For any other expats asking themselves this question, the answer is no. Ultimately, you have to weigh up your own personal pros and cons, but the bottom line is, travel and living abroad is such a positive thing, one which should not be missed. In the past, even as recently as twenty or thirty years ago, it wasn’t as easy to just disappear abroad and start again. Thanks to Brexit, it may well become more difficult for us Brits in the near future and, for many people in many parts of the world, it’s still almost impossible.

I would encourage anyone who gets the opportunity to live overseas to embrace it, whatever your personal reasons for doing so. By this, I do not mean a misguided
gap yah trip to volunteer in a more obscure African country with children who’d rather not be plastered all over your social media, thank you very much. Check your
privilege and keep it off your gratuitous Tinder photos if you’re really serious about making a difference. I mean fully embedding yourself into a new culture, learning the local language, becoming a local and having, in many cases, a better life. Understand that these opportunities are fleeting and, often, one-offs and your loved ones, if they want what’s best for you, will understand that. Take them, find a way to be there for family and friends without physically ‘being there’, and cut yourself a break.

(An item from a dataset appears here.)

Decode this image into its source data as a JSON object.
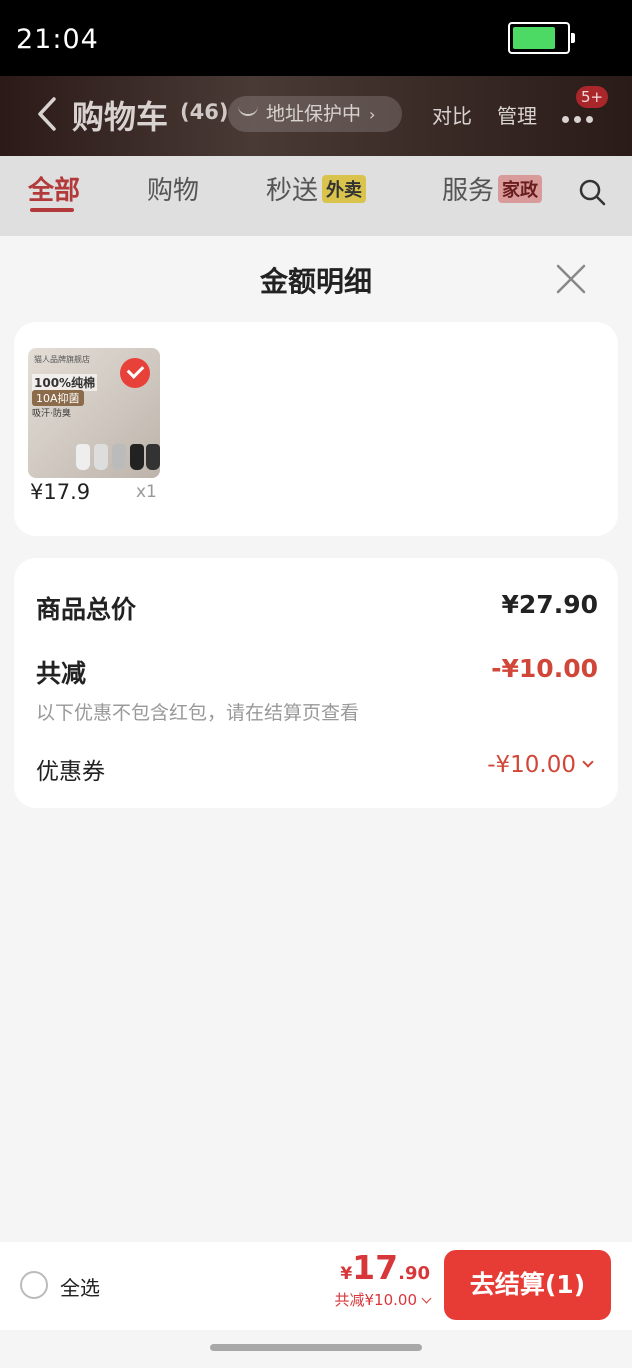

My personal tips for anyone feeling like they’re missing out due to living away from family and loved ones (even if you’re in the same country!) include:

1) UTILISE TECHNOLOGY! It goes without saying that Skype and FaceTime are great for helping fill the miles between you and your loved ones. Just make sure you have a good connection. Regular Skype dates help me feel closer to people at home, even if it’s just ten minutes of my dad showing me an obscure plant he grew in his garden (I kid you not, one time it was a cannabis plant. He claimed ignorance but I’m sceptical)
2) PLAN YOUR TRIPS IN ADVANCE. Let your family or friends know when you’re coming home and stick to those plans so you have sometime to look forward to together. Keep the photo presentations to a minimum, nobody actually cares, they’re just happy you’ve come home
3) GET – AND GIVE – REGULAR UPDATES. My mum used to live in the States and to avoid FOMO once she returned to the UK, she sends her USA friends and family annual/bi-annual letters updating everyone on the gossip. They’re pretty fun to read and help her and her friends to keep up to date
4) DON’T SHIRK YOUR RESPONSIBILITIES. You’re in another country, not on the moon. Be there for people when they need you, in any way you can. If your parents need that weekly call so they know you haven’t been murdered, commit to it. If your friends demand a bi-monthly FaceTime, do it. Keep up contact with the people that matter and if they need you, be there for them
5) IF THEY DON’T MAKE THE EFFORT, CUT THEM OFF. You’re always going to lose touch with some people when you move away. Keep making the effort and if they don’t reciprocate, don’t sweat it. Your time is too precious to spend on people who don’t bother to spend time on you
6) DON’T BEAT YOURSELF UP. You’re working on creating a better life and anyone who criticises you for it can, frankly, fuck off. While I am not an advocate of complete
selfishness, life is short, you only get one and you have to live it on your own terms. If people can’t handle it, it’s their problem, not yours. That said, treat your family with respect and sensitivity and work out what’s feasible for you all, in terms of home visits, regular contact and keeping your relationship a positive one

And my mum’s response when I questioned aloud whether I should move home to help out during her treatment? ‘What are you, the doctor?’ Yep, she’s gonna be fine.

Have you dealt with home-related FOMO? If so, how much has it impacted your time living abroad? I’d love to hear your stories!